[The Complete Historical Romances of Georg Ebers by Georg Ebers]@TWC D-Link bookThe Complete Historical Romances of Georg Ebers CHAPTER X 8/13
The separate pieces were made of ebony and ivory, some being curiously inlaid with sentences, in hieroglyphics of gold and silver. Amasis laughed heartily with his friends at Gyges' artifice, allowed the young heroes to mix freely with his family, and behaved towards them himself as a jovial father towards his merry sons.
That the ancient Egyptian was not quite extinguished in him could only be discerned at meal-times, when a separate table was allotted to the Persians.
The religion of his ancestors would have pronounced him defiled, had he eaten at the same table with men of another nation. [Herodotus II.41.says that the Egyptians neither kissed, nor ate out of the same dish with foreigners, nay, indeed, that they refused to touch meat, in the cutting up of which the knife of a Greek had been used.

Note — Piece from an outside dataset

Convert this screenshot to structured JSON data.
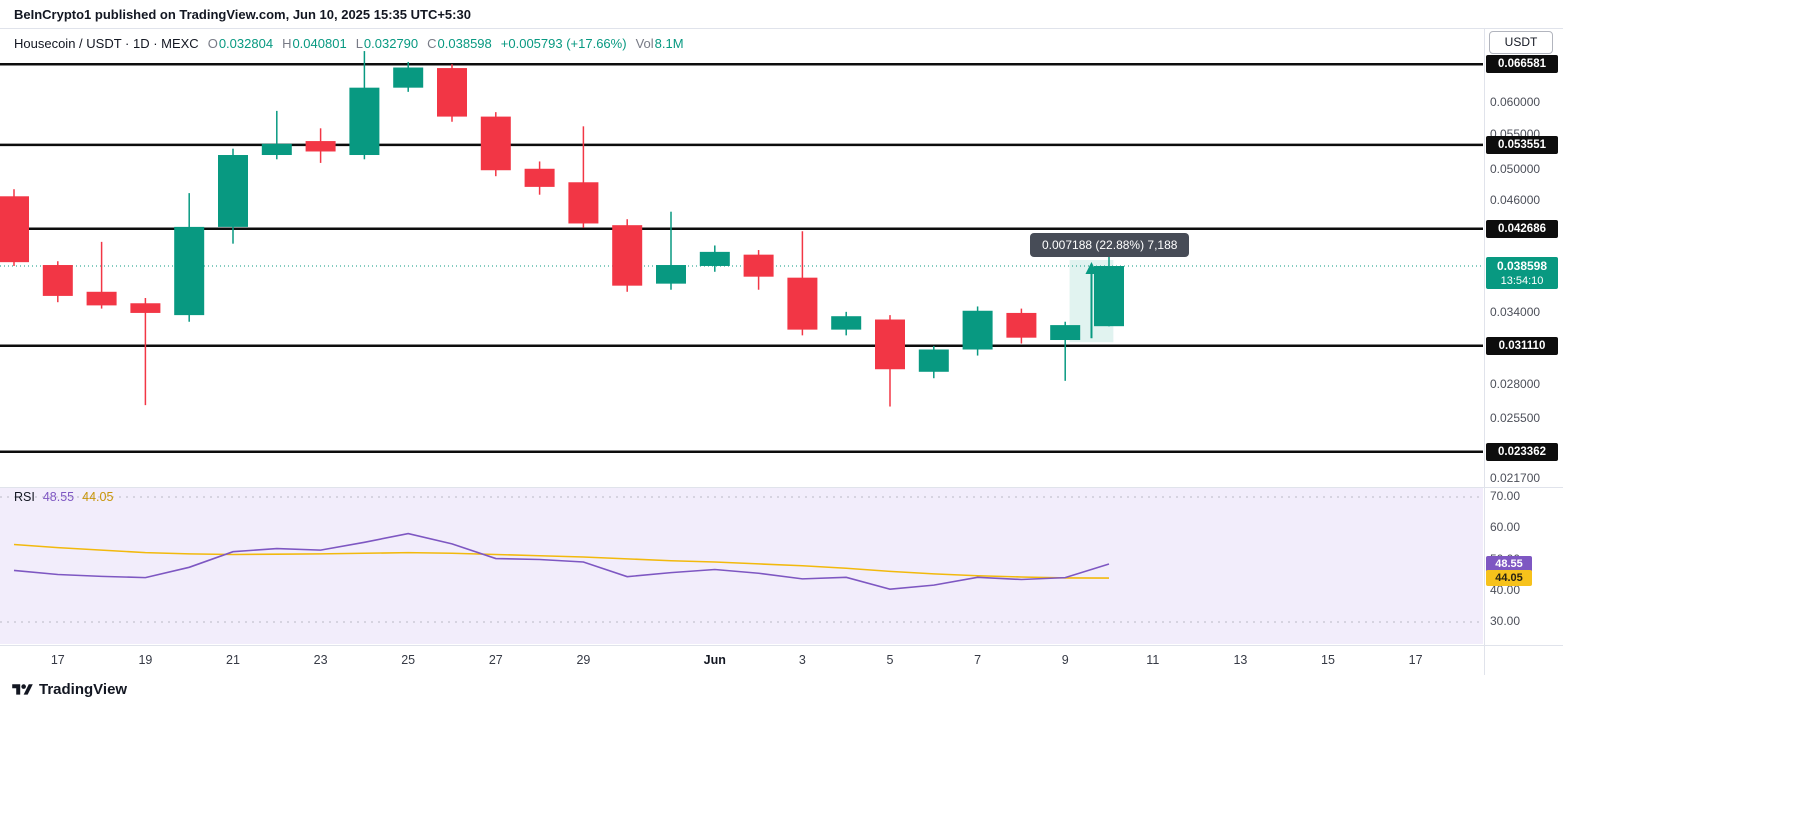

Nor were the lesser dynasties of the Delta allowed, according to the Stela of Pianchi, to cross the threshold of the Pharaohs because they were unclean and ate fish.
In the book of Genesis, the brethren of Joseph were not allowed to eat bread with the Egyptians.] When Amasis, at last, three days after the release of Gyges, declared that his daughter Nitetis would be prepared to depart for Asia in the course of two more weeks, all the Persians regretted that their stay in Egypt was so near its close. Croesus had enjoyed the society of the Samian poets and sculptors.